Grundsatz-Charta Eine kleine Revolution für den Islam in Frankreich

Paris · Hat die Corona-Pandemie auch ihre guten Seiten? Während sich aller Augen jeden Tag gebannt auf die Zahlen der Neuinfektionen richten, tut sich abseits der öffentlichen Aufmerksamkeit durchaus Bedeutsames.

 Frankreichs Präsident Macron hatte nach Attentaten ein Bekenntnis der Muslime gefordert.

Frankreichs Präsident Macron hatte nach Attentaten ein Bekenntnis der Muslime gefordert.

Foto: dpa/Loic Venance

So hat sich etwa in Frankreich der muslimische Dachverband CFCM auf die Grundsätze eines französischen Islam verständigt. Das ist eine kleine Revolution, denn der „Conseil français du culte musulman“ schreibt in seiner Charta unter anderem die Gleichberechtigung von Männern und Frauen fest sowie die „Vereinbarkeit“ des Islam mit den Werten der französischen Republik. Zugleich erteilt der Verband der „Instrumentalisierung des Islam für politische Ziele“ und der „Einmischung von Staaten in die Ausübung des muslimischen Kultes in Frankreich“ eine Absage.

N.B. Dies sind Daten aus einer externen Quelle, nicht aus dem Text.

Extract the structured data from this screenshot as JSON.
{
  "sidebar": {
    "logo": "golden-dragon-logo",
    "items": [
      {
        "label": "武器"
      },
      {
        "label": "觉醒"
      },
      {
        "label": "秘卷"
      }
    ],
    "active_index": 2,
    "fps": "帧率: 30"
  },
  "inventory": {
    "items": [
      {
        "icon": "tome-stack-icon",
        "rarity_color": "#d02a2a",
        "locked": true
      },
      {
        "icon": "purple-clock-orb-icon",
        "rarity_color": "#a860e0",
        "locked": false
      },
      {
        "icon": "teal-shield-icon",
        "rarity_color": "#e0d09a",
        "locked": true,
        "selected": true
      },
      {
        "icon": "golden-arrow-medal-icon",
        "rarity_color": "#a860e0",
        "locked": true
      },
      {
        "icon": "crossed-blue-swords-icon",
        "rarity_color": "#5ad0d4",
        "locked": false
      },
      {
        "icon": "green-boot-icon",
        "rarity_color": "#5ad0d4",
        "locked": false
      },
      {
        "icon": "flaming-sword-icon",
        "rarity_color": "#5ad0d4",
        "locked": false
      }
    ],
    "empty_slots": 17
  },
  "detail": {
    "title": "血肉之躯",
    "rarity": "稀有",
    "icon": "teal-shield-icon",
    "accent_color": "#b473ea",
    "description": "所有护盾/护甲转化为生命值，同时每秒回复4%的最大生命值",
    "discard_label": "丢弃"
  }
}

Der Weg zu dieser Einigung war lang, steinig und von allerlei Auseinandersetzungen begleitet. Deutlich wurde dabei wieder einmal, dass es den einen Islam nicht gibt, sondern viele Strömungen um Deutungshoheiten und damit auch viel Streit um Macht und Einfluss. Auf dem Höhepunkt der Auseinandersetzungen um den Text der Charta warf der Rektor der großen Pariser Moschee, Chems-Eddine Hafiz, das Handtuch und beschuldigte einige seiner Glaubensbrüder im Rat, sich nicht vom radikalen Islamismus lossagen zu wollen. Am Ende des Prozesses stand dann aber doch eine Einigung – die erfolgte allerdings nicht ganz freiwillig.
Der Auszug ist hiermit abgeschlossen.